ヴァラナシ最初の朝は快晴だった。
カーテンを開けて外を眺めていると、窓のすぐ下に粗末なバラック小屋が建てられているのに気が付いた。そこでは貧しそうな家族が生活しているようだった。
朝のガンガーを眺めてみたくて〈ハリスチャンドラ・ガート〉に行ってみた。
朝のガンガーはとても美しく、そしてヴァラナシの古い街並みも美しかった。火葬は行われていなかったが、昨晩の火はまだ燻っていた。
今日こそはヒンドゥー教の女神であるカーリーを見たい、そう思った。
ガンガーに沿って点在しているガートもたくさん巡りたかったが、『深い河』でそうだったように、まずはヒンドゥーの女神を見たいと思ったのだ。
しばらくガンガーを眺めていると、“日本人か?どこのゲストハウスに泊まっているんだ?ボートに乗らないか?”と男が声を掛けてきた。

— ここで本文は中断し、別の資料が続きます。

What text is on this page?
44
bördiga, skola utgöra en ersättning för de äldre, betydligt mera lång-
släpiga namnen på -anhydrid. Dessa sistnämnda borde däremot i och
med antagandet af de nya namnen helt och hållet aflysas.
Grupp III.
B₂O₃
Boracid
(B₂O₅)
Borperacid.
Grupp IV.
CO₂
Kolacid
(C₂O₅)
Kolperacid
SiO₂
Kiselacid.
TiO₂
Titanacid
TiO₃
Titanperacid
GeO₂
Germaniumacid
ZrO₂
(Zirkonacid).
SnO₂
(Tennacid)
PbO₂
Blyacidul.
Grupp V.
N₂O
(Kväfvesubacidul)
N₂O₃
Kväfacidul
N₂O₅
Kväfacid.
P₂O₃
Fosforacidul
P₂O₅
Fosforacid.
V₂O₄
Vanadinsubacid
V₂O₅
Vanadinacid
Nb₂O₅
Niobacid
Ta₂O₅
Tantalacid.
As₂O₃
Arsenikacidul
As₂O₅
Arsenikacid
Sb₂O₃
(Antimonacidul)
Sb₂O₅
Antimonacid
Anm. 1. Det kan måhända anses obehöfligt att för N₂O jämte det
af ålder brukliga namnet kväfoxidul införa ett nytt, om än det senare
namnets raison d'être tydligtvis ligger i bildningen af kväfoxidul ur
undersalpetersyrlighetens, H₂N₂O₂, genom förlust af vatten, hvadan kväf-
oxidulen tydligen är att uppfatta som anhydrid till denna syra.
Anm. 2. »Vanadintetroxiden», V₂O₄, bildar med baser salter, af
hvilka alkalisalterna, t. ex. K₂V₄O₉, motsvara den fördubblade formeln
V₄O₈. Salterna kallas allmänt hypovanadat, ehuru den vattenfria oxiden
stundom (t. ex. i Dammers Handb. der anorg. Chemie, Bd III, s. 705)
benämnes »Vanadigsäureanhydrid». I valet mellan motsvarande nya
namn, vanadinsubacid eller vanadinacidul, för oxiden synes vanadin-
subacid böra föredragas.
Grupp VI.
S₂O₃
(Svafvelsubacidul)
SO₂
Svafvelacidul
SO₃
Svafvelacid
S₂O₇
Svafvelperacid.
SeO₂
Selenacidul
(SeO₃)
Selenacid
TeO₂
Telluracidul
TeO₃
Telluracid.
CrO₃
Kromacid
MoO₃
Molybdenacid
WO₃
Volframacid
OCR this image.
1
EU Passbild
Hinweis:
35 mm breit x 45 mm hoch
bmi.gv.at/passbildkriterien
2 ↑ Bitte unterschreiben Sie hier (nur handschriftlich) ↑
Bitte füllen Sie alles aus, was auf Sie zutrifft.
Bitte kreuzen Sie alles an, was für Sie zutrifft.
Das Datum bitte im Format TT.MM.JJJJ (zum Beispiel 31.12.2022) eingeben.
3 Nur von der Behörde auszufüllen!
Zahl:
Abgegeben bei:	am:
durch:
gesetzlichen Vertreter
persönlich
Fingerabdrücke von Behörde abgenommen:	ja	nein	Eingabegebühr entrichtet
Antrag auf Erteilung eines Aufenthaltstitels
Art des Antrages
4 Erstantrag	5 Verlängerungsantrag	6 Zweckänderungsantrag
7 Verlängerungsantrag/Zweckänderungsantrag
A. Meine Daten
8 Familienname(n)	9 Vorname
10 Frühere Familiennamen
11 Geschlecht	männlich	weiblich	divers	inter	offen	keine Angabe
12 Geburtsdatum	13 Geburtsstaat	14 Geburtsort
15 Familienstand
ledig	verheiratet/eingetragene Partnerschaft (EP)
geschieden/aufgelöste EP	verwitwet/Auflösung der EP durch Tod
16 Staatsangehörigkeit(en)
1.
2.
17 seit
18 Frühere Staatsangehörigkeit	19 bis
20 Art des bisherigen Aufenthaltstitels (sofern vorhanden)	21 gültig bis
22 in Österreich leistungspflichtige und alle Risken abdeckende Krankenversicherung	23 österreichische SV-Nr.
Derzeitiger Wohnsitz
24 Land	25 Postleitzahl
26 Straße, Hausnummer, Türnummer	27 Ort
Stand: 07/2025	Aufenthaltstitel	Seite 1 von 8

“ボートには乗らないけど、カーリーの寺院ってどこにあるか知ってる?”と訊いてみると、
“ああ知ってるぞ。ヴァラナシには大きい寺院と小さい寺院があるんだ。大きい方はここから遠いけど、小さいのはお前のゲストハウスのすぐそばにあるぞ…”
“本当か…?!”
彼曰く、僕が泊まっているすぐ近くにカーリーの寺院があるらしいのだ。
ゲストハウスに戻って、うろうろと寺院らしい建物を探していると、さっきの男が“ここだ、ここだ!”と教えてくれた。
なんとゲストハウスの目の前にカーリーの寺院があったのだ。